Le tableau présentant Bruxelles au milieu du 17e siècle

Les chefs-d'oeuvre du musée d'art ancien de bruxelles

Le tableau présentant Bruxelles au milieu du 17e siècle

Prenons maintenant la porte à notre droite, toujours dans le même mur que le tableau de Frans Hals. Elle donne accès à l’étage du petit forum, au rez-de-chaussée duquel nous avons pris nos billets d’entrée au début de la visite. Nous arrivons alors dans une salle au centre de laquelle un puits donne sur le rez-de-chaussée.

Face à nous, à droite de l’autre côté de la pièce, nous verrons alors un tableau tout en longueur qui représente Bruxelles au milieu du 17e siècle.

C’est avec ce tableau que nous terminerons notre visite. L’artiste est certes un bon peintre, mais ce tableau vaut surtout, bien sûr, pour cette vue quasi aérienne de la Bruxelles du 17e. On pense qu’il date de 1657.
Tout autour, nous voyons les remparts de la ville, les seconds remparts, ceux édifiés au 14e siècle. Ces remparts furent abattus au début du 19e siècle, et transformés en un grand boulevard qui fait tout le tour de la vieille ville, et que l’on appelle à Bruxelles « Petite ceinture ».
Regardons juste au milieu de la ville : on y voit la haute tour de l’Hôtel de Ville, qui nous permet de situer la grande’place. Notez que cette tour, comme les autres, est un peu trop grande, par rapport à la hauteur du toit des maisons. Le but de l’artiste ici n’est pas de montrer les choses telles qu’elles sont réellement, mais l’effet que ça fait quand on voit Bruxelles de loin. Les nombreuses tours qui en émergent sont une composante importante du visage urbain. Aussi, comme c’est souvent le cas, a-t-il pris le parti de les accentuer.
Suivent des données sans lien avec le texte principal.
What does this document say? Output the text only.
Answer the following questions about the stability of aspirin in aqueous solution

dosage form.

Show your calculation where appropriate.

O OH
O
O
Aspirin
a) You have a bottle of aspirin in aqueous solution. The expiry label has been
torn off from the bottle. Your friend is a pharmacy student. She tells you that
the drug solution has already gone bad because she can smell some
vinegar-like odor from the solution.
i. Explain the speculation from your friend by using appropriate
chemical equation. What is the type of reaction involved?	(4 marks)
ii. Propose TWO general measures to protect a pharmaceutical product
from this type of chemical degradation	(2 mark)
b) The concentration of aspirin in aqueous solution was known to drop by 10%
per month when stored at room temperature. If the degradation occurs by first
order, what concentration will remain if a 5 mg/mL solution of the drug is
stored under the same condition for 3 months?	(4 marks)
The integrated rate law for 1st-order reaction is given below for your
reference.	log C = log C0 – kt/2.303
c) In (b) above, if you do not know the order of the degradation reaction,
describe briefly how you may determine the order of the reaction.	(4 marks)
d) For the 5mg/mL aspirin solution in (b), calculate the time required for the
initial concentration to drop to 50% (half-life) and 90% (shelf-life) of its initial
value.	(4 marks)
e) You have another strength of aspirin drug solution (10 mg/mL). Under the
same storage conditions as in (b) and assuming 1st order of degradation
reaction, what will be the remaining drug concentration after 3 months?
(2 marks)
Regardons en haut de la ville, à gauche : les deux tours jumelles qui se dressent sont la façade de la collégiale Saint-Michel et Gudule, actuellement cathédrale de la ville. A la même hauteur que Sainte-Gudule, mais plus à droite, s’étend une grande zone boisée, suivie d’un bâtiment rectangulaire. C’est l’ancien palais de Bruxelles avec son parc. Le bâtiment rectangulaire est la grande salle d’apparat. On peut encore en voir aujourd’hui les fondations, dans les souterrains de la place royale.

Le parc du palais, c’est aujourd’hui le parc de Bruxelles. Ici en fait, ou à peu près. Nous, en ce moment, nous nous trouvons dans le petit bouquet d’arbres juste à droite de la flèche de l’Hôtel de Ville.
Quelques centimètres encore vers la droite, et nous voyons une longue église gothique : c’est l’église Notre-Dame du Sablon, qui se trouve encore à une centaine de mètres du musée. En dessous de Notre-Dame du Sablon, vers la droite se détache une autre église gothique, avec une tour. C’est Notre-Dame de la Chapelle. Tous ces édifices font partie d’autres circuits dans la ville. Nous n’allons pas énumérer tous les bâtiments visibles. Remarquons seulement qu’à l’époque, il subsiste encore des grands espaces verts à l’intérieur même des remparts. Ces prairies étaient utilisées pour le blanchissage du drap au soleil, car l’industrie drapière est restée à Bruxelles l’industrie principale jusqu’à la fin de l’Ancien Régime.
Autre remarque : la densité des habitations. Découvrons l’astuce intéressante de l’artiste pour représenter le foisonnement des maisons, sans s’embarrasser de trop de détails. Il utilise la lumière contrastée d’un ciel changeant.
A gauche, à l’horizon, nous voyons qu’il pleut et les nuages portent sur la ville des ombres qui permettent de mieux faire ressortir des points lumineux, qui mettent en valeur pignons, cheminées et faîtes de toitures.

C’est sur cette vue que nous allons clore notre visite et vous laisser vous promener, si vous le désirez, dans les salles de ce riche musée.